In a house achieving a heat loss rate of \(200 \mathrm{~W} /{ }^{\circ} \mathrm{C}\) equipped a \(5,000 \mathrm{~W}\) heater, what will the internal temperature be if the outside temperature is \(-10^{\circ} \mathrm{C}\) and the heater is running \(100 \%\) of the time?

We have the following information: - Heat loss rate: \(200 \mathrm{~W} /{ }^{\circ}\mathrm{C}\) - Heater power: \(5,000 \mathrm{~W}\) - Outside temperature: \(-10^{\circ}\mathrm{C}\) - Heater running at 100% capacity Our goal is to find the internal temperature of the house.

Since the heater operates at 100% of its power, it provides \(5,000 \mathrm{~W}\) of heat to the house. The heat loss rate indicates that the house loses \(200 \mathrm{~W} /{ }^{\circ}\mathrm{C}\). Let \(T_i\) be the internal temperature we need to find and \(\Delta T\) be the difference between inside and outside temperatures: \(\Delta T = T_i - (-10^{\circ}\mathrm{C}) = T_i + 10^{\circ}\mathrm{C}\). The house loses heat at a rate proportional to this temperature difference, and the heater compensates for this heat loss.
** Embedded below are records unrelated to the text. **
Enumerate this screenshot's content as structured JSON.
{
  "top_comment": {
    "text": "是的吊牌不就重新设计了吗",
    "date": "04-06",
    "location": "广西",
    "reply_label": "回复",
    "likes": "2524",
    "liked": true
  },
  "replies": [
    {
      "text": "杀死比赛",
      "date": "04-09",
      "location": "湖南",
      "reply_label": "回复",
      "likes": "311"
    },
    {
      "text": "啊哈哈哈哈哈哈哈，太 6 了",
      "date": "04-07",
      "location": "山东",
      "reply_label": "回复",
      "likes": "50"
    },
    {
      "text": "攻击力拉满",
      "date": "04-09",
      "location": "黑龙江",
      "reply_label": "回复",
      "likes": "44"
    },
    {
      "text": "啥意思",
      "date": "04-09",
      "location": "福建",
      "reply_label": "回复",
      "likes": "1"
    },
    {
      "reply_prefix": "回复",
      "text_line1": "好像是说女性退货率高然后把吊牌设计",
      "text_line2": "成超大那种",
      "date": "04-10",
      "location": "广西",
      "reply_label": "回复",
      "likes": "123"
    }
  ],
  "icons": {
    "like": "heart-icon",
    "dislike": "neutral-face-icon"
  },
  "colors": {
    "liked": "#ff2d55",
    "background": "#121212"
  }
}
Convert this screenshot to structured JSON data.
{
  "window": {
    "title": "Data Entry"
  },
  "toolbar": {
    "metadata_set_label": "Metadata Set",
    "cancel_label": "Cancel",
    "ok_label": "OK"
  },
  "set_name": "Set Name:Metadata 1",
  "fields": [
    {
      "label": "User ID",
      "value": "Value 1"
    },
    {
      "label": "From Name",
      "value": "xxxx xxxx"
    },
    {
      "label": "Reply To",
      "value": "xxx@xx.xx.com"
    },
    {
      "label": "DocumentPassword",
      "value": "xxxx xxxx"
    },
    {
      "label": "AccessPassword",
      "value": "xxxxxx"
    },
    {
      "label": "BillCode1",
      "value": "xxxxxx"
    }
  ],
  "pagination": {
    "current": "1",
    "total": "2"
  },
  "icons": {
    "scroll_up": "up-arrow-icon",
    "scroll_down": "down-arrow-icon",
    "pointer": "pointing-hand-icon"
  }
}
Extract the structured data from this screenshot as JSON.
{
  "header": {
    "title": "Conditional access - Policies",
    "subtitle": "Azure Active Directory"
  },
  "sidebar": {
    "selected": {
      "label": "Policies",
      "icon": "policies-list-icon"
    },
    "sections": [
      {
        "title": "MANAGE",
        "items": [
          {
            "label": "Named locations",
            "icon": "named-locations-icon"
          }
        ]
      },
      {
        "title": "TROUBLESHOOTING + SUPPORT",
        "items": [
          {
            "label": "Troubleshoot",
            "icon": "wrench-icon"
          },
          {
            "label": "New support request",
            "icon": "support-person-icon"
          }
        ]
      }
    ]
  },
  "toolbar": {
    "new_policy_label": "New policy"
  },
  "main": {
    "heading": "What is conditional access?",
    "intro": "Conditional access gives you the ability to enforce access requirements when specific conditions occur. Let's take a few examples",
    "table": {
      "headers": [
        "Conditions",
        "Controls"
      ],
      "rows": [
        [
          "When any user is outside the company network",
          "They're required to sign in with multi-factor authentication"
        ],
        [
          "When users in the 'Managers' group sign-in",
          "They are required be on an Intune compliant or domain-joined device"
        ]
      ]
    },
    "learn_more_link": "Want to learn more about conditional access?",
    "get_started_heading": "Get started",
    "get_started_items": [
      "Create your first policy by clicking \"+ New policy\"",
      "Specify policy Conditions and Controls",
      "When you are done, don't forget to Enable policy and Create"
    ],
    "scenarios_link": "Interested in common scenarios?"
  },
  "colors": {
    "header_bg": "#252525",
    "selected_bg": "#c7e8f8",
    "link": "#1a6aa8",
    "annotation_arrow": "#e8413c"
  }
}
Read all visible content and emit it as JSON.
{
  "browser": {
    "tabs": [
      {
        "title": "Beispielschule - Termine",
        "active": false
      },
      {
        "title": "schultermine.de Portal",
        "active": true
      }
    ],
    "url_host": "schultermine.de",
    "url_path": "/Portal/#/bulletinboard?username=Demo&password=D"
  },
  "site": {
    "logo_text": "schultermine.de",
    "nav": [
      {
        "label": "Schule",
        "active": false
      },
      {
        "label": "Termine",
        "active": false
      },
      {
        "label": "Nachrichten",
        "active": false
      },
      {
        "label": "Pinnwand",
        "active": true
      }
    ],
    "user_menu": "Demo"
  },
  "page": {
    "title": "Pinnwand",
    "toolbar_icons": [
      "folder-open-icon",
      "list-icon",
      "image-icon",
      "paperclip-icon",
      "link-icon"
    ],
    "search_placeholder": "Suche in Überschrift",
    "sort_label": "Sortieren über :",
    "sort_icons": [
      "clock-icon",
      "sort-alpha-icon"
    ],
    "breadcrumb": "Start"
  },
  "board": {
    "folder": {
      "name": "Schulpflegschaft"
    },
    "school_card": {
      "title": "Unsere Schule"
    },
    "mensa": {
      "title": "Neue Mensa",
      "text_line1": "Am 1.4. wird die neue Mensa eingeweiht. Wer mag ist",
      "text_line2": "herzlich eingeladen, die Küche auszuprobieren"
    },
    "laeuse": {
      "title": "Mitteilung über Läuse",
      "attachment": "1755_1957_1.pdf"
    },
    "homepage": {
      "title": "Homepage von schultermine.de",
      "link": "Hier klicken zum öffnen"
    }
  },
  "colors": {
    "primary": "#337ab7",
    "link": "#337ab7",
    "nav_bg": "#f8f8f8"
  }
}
Therefore, we have: $$ 200 \frac{\mathrm{W}}{{}^{\circ}\mathrm{C}} \times \Delta T = 5,000 \mathrm{~W} $$ Substitute \(\Delta T = T_i + 10^{\circ}\mathrm{C}\) into the equation: $$ 200 \frac{\mathrm{W}}{{}^{\circ}\mathrm{C}} \times (T_i + 10^{\circ}\mathrm{C}) = 5,000 \mathrm{~W} $$

Now we need to solve for \(T_i\): $$ 200 \frac{\mathrm{W}}{{}^{\circ}\mathrm{C}} \times (T_i + 10^{\circ}\mathrm{C}) = 5,000 \mathrm{~W} $$ Simplify the equation: $$ 200 \frac{\mathrm{W}}{{}^{\circ}\mathrm{C}} \times T_i + 200 \frac{\mathrm{W}}{{}^{\circ}\mathrm{C}} \times 10^{\circ}\mathrm{C} = 5,000 \mathrm{~W} $$ Cancel units and solve for \(T_i\): $$ 200T_i + 2000 = 5000 $$ Subtract 2000 from both sides of the equation: $$ 200T_i = 3000 $$ Divide both sides by 200: $$ T_i = 15^{\circ} \mathrm{C} $$

The internal temperature of the house when the heater is running at 100% capacity and the outside temperature is \(-10^{\circ}\mathrm{C}\) will be \(15^{\circ}\mathrm{C}\).